Reflections: Monday of the Fourth Week in Lent

March 11, 2024

Today’s Reading: Numbers 21:4-9

Daily Lectionary: Genesis 42:1-34, 38; Mark 12:1-12

And the LORD said to Moses, “Make a poisonous serpent, and set it on a pole; and everyone who is bitten shall look at it and live.” So Moses made a serpent of bronze, and put it upon a pole; and whenever a serpent bit someone, that person would look at the serpent of bronze and live. (Numbers 21:8-9)

In the Name + of Jesus. Amen. Looking at a bronze serpent is not medicine and is not the surgeon general’s recommended treatment for snake bite. Yes, even the people in the time of Moses knew this; contrary to popular belief ancient people were not stupid. Moses is not giving us or his people a cure for snake bite though, he is giving them a cure for something much deeper. The reason the Israelites needed a cure for the snakes that plagued them is because the Lord set snakes into their camp in response to their grumbling. 

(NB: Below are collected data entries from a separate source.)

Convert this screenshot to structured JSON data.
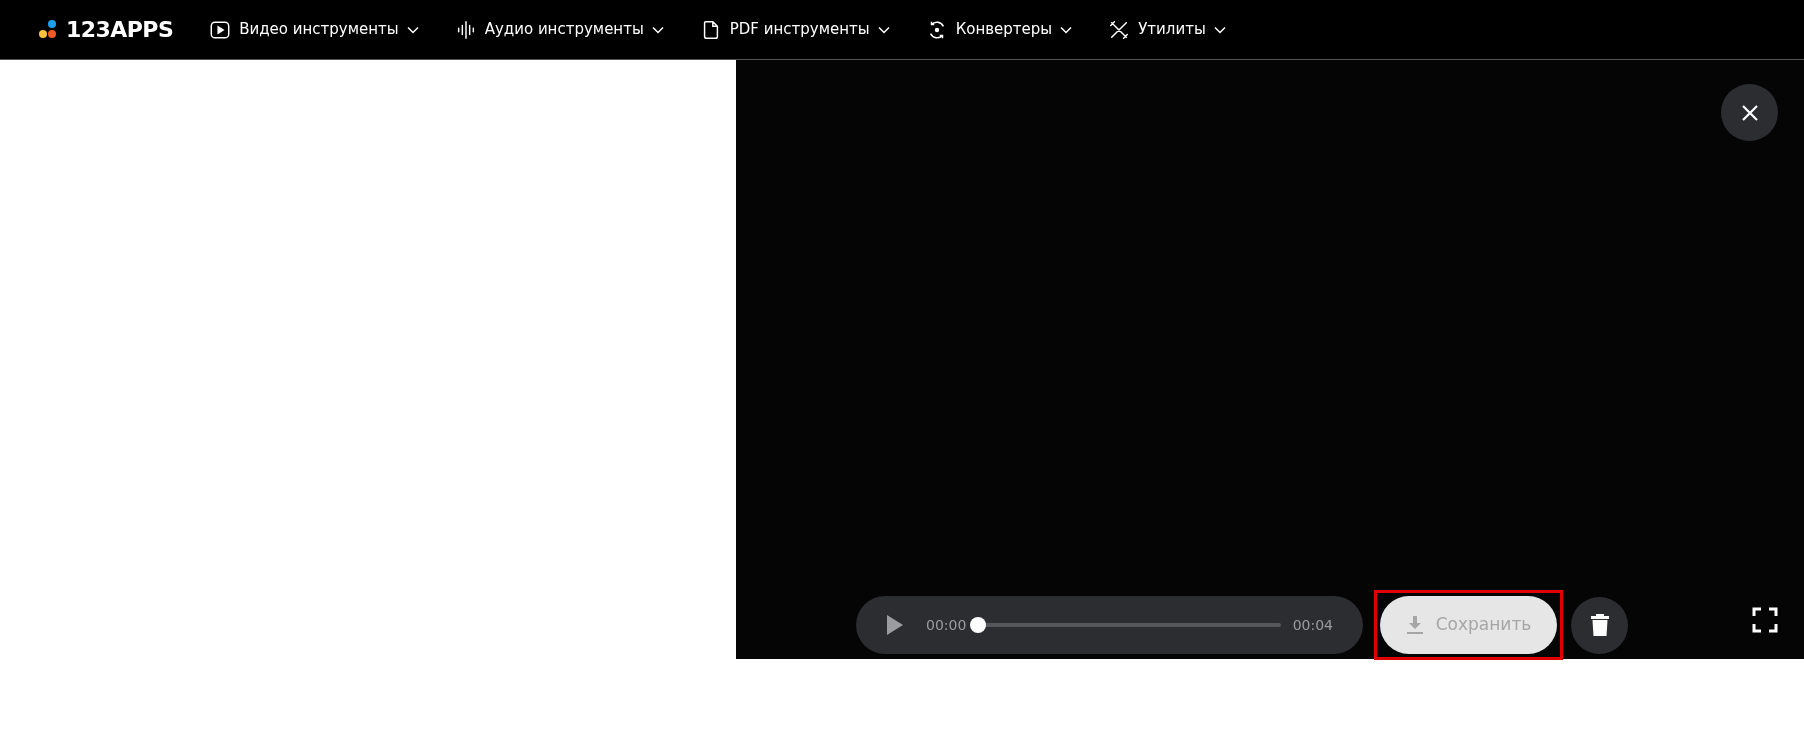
{
  "header": {
    "logo": "123APPS",
    "nav": [
      {
        "label": "Видео инструменты",
        "kind": "video"
      },
      {
        "label": "Аудио инструменты",
        "kind": "audio"
      },
      {
        "label": "PDF инструменты",
        "kind": "pdf"
      },
      {
        "label": "Конвертеры",
        "kind": "convert"
      },
      {
        "label": "Утилиты",
        "kind": "tools"
      }
    ]
  },
  "player": {
    "current_time": "00:00",
    "duration": "00:04",
    "level": 0,
    "save_button": {
      "label": "Сохранить",
      "disabled": true,
      "highlighted": true
    }
  }
}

They had just been rescued from slavery in Egypt, had seen any number of mighty acts of God in service of their deliverance, and yet saw fit to grumble not just about the lack of food, but even questioning why they had been rescued from Egypt for this. Ingratitude is fertile ground for sin, because it turns us away from God and towards our own sense of entitlement. God doesn’t send serpents into their camp just because He was mad that they didn’t say thank you enough, like that relative who always keeps a record of holiday thank you cards, but because they were reminiscing about their time in Egypt. It is easy to see a life in obedience and reliance on God as a deprivation, at times it seems like others have it so much easier, or at least have a whole Sunday morning to sleep in. But God is reminding the Israelites (and us) that people do learn to love their chains, and that captivity can look like liberation, but liberation comes at trust in His Word. 

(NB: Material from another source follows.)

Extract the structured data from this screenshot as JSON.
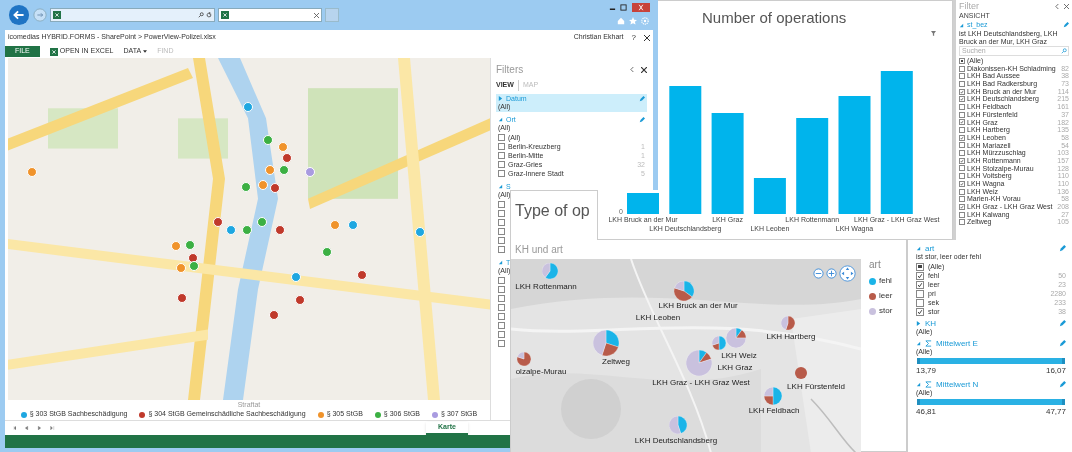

This is why in response to their repentance in the face of poisonous snakes, He gives them a sign of their affliction attached to a word of promise. The healing from the fruit of their sin came from trust in the promise that all who looked on the snake would live, not in the snake itself. So it is with us, as we look not to a bronze serpent, but to the wages of our own sin poured out on Jesus and His death, trusting in the promise that by death He has overcome death for us.  In the Name + of Jesus. Amen.

Jesus grant that balm and healing  In Your holy wounds I find,  Ev’ry hour that I am feeling

Pains of body and of mind.  Should some evil thought within Tempt my treach’rous heart to sin, 

Show the peril and from sinning  Keep me from its first beginning. (LSB 421:1)

-Deac. Eleanor Corrow, Higher Things Board Member and coordinator in LCMS Missionary Services. 

Audio Reflections Speaker: Pastor Jonathan Lackey is the pastor at Grace Lutheran Church, Vine Grove, Ky.